TANJAB BARAT – Kondisi BUMDesa Lampisi di Kecamatan Renah Mandaluh menuai tanda tanya serius. Setelah diakui Ketuanya mandek tanpa hasil, bahkan uang sewa alat berat tidak pernah diterima, Dinas Pemberdayaan Masyarakat dan Desa (PMD) Kabupaten Tanjab Barat menyatakan akan turun langsung melakukan klarifikasi.
Ketua BUMDesa Lampisi, Agus Rusmin, mengakui kondisi lembaganya fakum. Menurutnya, ekskavator milik BUMDesa sempat sering rusak, namun setelah diperbaiki kini disewakan kepada warga bernama Narko. Anehnya, hingga saat ini serupiah pun uang sewanya belum pernah masuk ke kas.

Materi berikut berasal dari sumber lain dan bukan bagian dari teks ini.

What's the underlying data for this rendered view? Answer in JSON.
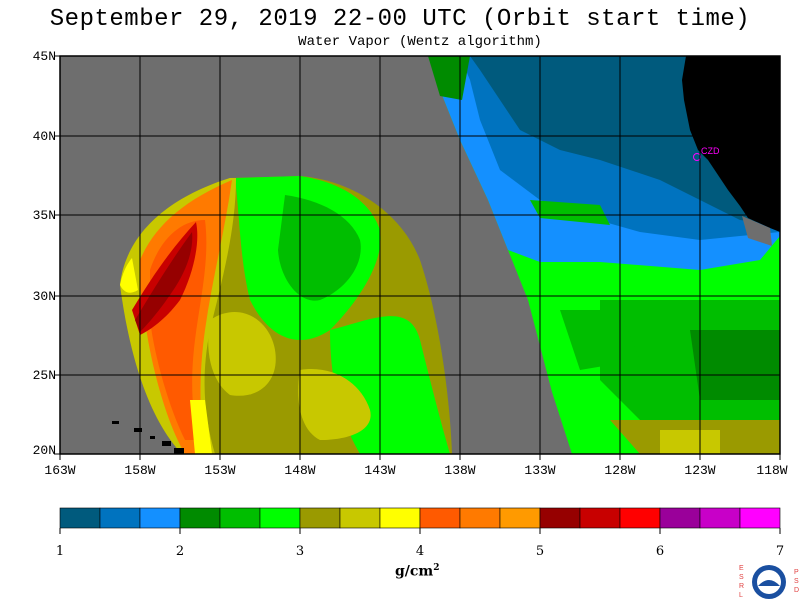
{
  "title": "September 29, 2019  22-00 UTC  (Orbit start time)",
  "subtitle": "Water Vapor (Wentz algorithm)",
  "lat_labels": [
    "45N",
    "40N",
    "35N",
    "30N",
    "25N",
    "20N"
  ],
  "lon_labels": [
    "163W",
    "158W",
    "153W",
    "148W",
    "143W",
    "138W",
    "133W",
    "128W",
    "123W",
    "118W"
  ],
  "colorbar": {
    "tick_labels": [
      "1",
      "2",
      "3",
      "4",
      "5",
      "6",
      "7"
    ],
    "unit_main": "g/cm",
    "unit_sup": "2",
    "colors": [
      "#005a7d",
      "#0073bf",
      "#1490ff",
      "#008b00",
      "#00be00",
      "#00ff00",
      "#9a9a00",
      "#c8c800",
      "#ffff00",
      "#ff5a00",
      "#ff7a00",
      "#ff9a00",
      "#960000",
      "#c80000",
      "#ff0000",
      "#9a009a",
      "#c800c8",
      "#ff00ff"
    ]
  },
  "station": {
    "label": "CZD"
  },
  "logo": {
    "letters_left": "ESRL",
    "letters_right": "PSD"
  },
  "colors": {
    "no_data": "#6e6e6e",
    "land": "#000000",
    "grid": "#000000"
  }
}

“Saya pusing mengurusnya, tidak ada hasil sama sekali. Karena kondisi seperti ini, saya berniat mengundurkan diri dari jabatan Ketua BUMDesa,” keluh Agus Rusmin lewat pesan WhatsApp.
Merespons kekacauan ini, Kepala Dinas PMD M. Nasir angkat bicara. Ia menegaskan pihaknya tidak akan membiarkan masalah ini berlarut-larut tanpa kejelasan.
“Kami akan segera turun langsung ke Desa Lampisi untuk melakukan konfirmasi dan klarifikasi menyeluruh. Kami juga akan mengingatkan pengurus agar mengelola usaha secara transparan, akuntabel, dan sepenuhnya mematuhi aturan yang berlaku,” tegas M. Nasir, Rabu (3/6/2026).
Langkah ini dinanti warga, mengingat munculnya pertanyaan besar: ke mana perginya pendapatan aset desa yang seharusnya menjadi sumber kesejahteraan warga?